Several new rules for 2015 have been finalized and will have an impact on how Medicare pays major health care providers.
- Payers and providers in the Medicare program need to take notice of new rules that the Centers for Medicare and Medicaid Services (CMS) finalized last week. They impact how major health care providers and suppliers will get paid from Medicare starting in 2015. Important provisions to the Affordable Care Act reward higher quality, patient-centered care at a lower cost.
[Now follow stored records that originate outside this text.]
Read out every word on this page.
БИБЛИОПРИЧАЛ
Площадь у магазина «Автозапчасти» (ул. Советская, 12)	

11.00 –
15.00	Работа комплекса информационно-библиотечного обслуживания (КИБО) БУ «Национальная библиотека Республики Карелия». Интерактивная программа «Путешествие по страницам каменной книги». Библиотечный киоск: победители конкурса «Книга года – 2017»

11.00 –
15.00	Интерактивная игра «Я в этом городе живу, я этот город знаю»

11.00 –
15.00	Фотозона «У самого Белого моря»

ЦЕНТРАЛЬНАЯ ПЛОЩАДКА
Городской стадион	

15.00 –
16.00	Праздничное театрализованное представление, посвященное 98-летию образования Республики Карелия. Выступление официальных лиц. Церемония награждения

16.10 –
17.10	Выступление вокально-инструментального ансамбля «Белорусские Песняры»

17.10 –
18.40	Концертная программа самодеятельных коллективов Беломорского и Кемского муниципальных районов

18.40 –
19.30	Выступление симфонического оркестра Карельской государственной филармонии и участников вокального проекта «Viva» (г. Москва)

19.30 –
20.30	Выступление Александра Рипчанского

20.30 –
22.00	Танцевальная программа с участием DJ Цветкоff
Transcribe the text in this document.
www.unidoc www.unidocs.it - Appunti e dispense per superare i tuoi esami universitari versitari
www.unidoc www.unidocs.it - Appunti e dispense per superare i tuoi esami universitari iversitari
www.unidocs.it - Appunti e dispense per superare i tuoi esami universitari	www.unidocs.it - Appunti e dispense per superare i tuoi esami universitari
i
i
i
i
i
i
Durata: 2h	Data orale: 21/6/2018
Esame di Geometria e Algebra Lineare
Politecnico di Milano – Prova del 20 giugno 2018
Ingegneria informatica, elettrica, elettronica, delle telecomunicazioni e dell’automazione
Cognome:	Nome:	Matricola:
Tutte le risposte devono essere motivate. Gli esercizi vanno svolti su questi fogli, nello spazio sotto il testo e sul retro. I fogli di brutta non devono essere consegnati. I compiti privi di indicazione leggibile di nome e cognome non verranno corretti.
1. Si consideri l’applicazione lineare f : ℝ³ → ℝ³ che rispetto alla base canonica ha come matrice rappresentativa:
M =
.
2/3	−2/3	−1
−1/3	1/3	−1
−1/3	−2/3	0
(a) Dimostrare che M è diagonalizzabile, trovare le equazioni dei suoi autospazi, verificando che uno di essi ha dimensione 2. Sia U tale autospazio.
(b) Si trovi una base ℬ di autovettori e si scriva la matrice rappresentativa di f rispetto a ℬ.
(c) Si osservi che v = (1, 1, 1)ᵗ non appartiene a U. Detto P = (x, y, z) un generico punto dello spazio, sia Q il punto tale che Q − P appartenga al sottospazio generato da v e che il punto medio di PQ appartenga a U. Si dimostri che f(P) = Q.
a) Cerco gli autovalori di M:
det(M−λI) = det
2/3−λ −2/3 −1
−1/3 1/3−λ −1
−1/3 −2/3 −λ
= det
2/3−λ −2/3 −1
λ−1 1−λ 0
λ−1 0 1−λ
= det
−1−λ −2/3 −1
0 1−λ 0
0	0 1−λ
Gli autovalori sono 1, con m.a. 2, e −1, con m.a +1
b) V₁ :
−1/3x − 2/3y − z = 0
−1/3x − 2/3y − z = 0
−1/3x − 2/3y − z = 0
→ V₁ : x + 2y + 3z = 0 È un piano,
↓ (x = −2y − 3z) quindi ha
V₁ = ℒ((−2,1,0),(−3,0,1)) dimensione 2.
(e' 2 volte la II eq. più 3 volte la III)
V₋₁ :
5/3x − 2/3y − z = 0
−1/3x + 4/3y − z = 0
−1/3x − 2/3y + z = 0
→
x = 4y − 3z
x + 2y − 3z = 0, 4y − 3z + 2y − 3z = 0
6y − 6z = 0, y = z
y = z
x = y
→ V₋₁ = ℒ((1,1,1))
The new rules include Medicare payments to physicians and non-physician practitioners, hospital outpatient departments, ambulatory surgical centers, home health agencies and dialysis facilities that treat patients with end-stage renal disease. It reflects a broader Administration-wide strategy to move our health care system to one that values quality over quantity and spends taxpayer dollars more wisely by finding better ways to deliver care, pay providers and distribute information.
“Health care systems across the country are shifting their focus from volume of services to better health outcomes for patients, coordinating care, and spending dollars more wisely,” CMS Administrator Marilyn Tavenner, said in the press release. “These rules are a part of the broader strategy driving greater value in health care. By collaborating and building on best practices across the health care system, we can deliver the results of higher quality care and lower costs that consumers, providers, purchasers, and businesses deserve.”
Recapping the changes
Coordinated care and new models – One new rule will see the Medicare Physician Fee Schedule to include a new chronic care management fee. This separate payment for chronic care management will support physician practices in their efforts to coordinate care for medicare beneficiaries with multiple chronic conditions. This helps improve the way care is provided by supporting clinicians coordinated care for patients.
Paying for quality – 2015 will continue to phase out fee-for-service in favor of a Value-based Payment Modifier. These adjust traditional Medicare payments to physicians and other eligible professionals based on quality and cost of care provided to beneficiaries. This translates to payment increases to providers with a track record of higher quality and penalized those that underperform.
Providing incentives – The Hospital Outpatient Prospective Payment System/Ambulatory Surgical Center (OPPS) rule includes provisions that promote greater packaging or payments for items and services rather than making separate payments for each individual service.
Better information sharing – CMS will release Quality and Resource Use Reports that will include new information about scope, cost and quality of care that is delivered to the Medicare beneficiaries they serve, both inside and outside of their practices.
Expand Physician Compare website – The site allows consumers to search for reliable information about physicians and other health care professional who provide Medicare services. This allows consumers to better pick the best option for the care they require. The expansion includes more public reporting including patient experience measures and measures collected by Qualified Clinical Data Registries.
Measure for dialysis facilities – The End-Stage Renal Disease (ESRD) Prospective Payment System rule introduces new quality and performance measures for outpatient dialysis facilities.